To work properly, your body needs regular
exercise - and most of us feel good when we are active.
Until the last 100 years or so, you had to be
quite active to just live your everyday life. Now, in modern
Western societies, so much of what we used to do is done by
machines. We drive cars, so we walk less, vacuum cleaners make
cleaning easy, and washing is done by a machine. At work we may not
even have to move around in the office - it’s enough to sit at the
computer. It doesn’t help that modern high-energy foods make us put
on too much weight – or that, (in the West at least) food has never
been cheaper or easier to buy.
So how can you start to get more active, day
to day? You may be turned off by the word ‘exercise’ because:
- I’ve never done it
- I wasn’t good at sports at school
- I would feel silly
- Other people would make fun of me
- It won’t help unless it hurts - ‘No pain, no gain’
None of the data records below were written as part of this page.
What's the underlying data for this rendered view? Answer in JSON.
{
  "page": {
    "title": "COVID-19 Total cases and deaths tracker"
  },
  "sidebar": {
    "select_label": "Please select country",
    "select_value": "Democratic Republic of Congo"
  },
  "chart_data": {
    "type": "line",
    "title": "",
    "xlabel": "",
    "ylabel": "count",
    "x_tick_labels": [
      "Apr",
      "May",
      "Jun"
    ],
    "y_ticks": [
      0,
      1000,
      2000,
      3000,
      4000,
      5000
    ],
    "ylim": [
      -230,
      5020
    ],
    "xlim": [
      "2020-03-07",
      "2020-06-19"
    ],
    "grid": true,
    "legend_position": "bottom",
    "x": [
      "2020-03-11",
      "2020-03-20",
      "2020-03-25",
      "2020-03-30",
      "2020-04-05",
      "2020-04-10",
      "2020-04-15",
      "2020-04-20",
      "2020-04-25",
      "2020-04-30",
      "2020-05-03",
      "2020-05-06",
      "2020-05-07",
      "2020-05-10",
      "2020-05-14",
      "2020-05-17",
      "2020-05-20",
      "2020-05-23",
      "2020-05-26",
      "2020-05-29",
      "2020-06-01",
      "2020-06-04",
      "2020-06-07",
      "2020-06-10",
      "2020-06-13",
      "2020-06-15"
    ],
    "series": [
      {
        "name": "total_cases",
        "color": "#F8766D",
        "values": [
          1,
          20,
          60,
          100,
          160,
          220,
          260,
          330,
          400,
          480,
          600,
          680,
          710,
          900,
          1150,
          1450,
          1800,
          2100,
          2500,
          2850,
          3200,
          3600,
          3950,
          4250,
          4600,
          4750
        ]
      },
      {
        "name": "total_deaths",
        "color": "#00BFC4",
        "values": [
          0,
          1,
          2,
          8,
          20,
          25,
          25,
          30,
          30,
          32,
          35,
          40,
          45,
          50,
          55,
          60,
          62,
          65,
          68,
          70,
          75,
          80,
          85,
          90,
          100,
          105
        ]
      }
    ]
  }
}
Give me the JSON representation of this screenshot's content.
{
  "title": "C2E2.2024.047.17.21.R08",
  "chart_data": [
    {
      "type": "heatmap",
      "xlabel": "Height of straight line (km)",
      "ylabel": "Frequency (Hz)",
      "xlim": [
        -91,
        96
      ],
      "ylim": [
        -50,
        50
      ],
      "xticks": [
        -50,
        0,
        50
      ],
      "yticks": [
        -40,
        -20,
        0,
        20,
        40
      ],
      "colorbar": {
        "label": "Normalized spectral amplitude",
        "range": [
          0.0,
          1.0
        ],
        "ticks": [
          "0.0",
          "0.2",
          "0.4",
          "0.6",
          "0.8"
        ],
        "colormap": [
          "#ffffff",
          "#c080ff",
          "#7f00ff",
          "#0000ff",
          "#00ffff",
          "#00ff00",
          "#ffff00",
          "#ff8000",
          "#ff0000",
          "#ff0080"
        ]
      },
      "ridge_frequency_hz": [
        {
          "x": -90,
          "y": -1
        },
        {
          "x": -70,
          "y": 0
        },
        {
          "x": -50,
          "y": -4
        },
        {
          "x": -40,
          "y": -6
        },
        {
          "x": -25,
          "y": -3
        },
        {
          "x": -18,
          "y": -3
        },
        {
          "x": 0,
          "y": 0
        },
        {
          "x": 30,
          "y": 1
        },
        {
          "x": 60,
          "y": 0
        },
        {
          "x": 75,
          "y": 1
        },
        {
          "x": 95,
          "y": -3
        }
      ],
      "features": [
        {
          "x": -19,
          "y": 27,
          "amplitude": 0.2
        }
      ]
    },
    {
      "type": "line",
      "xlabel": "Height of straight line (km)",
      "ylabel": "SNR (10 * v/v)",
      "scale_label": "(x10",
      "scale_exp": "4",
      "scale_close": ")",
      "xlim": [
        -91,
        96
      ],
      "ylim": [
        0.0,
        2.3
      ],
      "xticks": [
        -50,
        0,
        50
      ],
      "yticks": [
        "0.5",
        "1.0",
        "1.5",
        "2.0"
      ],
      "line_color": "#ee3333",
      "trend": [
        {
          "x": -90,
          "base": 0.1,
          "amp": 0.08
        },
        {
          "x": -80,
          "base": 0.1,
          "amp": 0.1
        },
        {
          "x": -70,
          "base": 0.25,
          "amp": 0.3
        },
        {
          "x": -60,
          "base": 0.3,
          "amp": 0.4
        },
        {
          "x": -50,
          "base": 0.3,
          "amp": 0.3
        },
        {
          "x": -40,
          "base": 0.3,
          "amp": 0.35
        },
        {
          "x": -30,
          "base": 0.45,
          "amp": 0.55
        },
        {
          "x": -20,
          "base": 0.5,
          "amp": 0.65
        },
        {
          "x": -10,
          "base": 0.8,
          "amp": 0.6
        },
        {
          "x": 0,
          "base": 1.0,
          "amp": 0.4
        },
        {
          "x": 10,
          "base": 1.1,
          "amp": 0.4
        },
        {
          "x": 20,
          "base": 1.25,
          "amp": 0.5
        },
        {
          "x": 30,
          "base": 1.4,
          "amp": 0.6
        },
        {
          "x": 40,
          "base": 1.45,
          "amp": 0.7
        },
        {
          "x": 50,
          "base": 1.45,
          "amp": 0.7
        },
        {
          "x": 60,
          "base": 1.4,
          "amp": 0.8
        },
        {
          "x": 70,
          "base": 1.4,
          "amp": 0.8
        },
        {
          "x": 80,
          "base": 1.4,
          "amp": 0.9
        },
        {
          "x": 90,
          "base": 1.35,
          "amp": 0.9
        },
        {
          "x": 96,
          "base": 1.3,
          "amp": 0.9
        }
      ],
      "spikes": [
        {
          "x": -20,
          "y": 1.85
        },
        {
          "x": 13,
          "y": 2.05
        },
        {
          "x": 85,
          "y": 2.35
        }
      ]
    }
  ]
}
- It’s sweaty and uncomfortable
- I’m too tired
- I would rather do something else
- It’s expensive
- I think it will make me feel worse
- I don’t have anyone to do it with
- I don’t know where, when or how to start.
But - it doesn't have to be about running
around a track or working out in a gym. It can just be about being
more active each day – perhaps just walking more, or taking the
stairs rather than the lift. If medical problems stop you from
doing one thing, there may be others that you can do.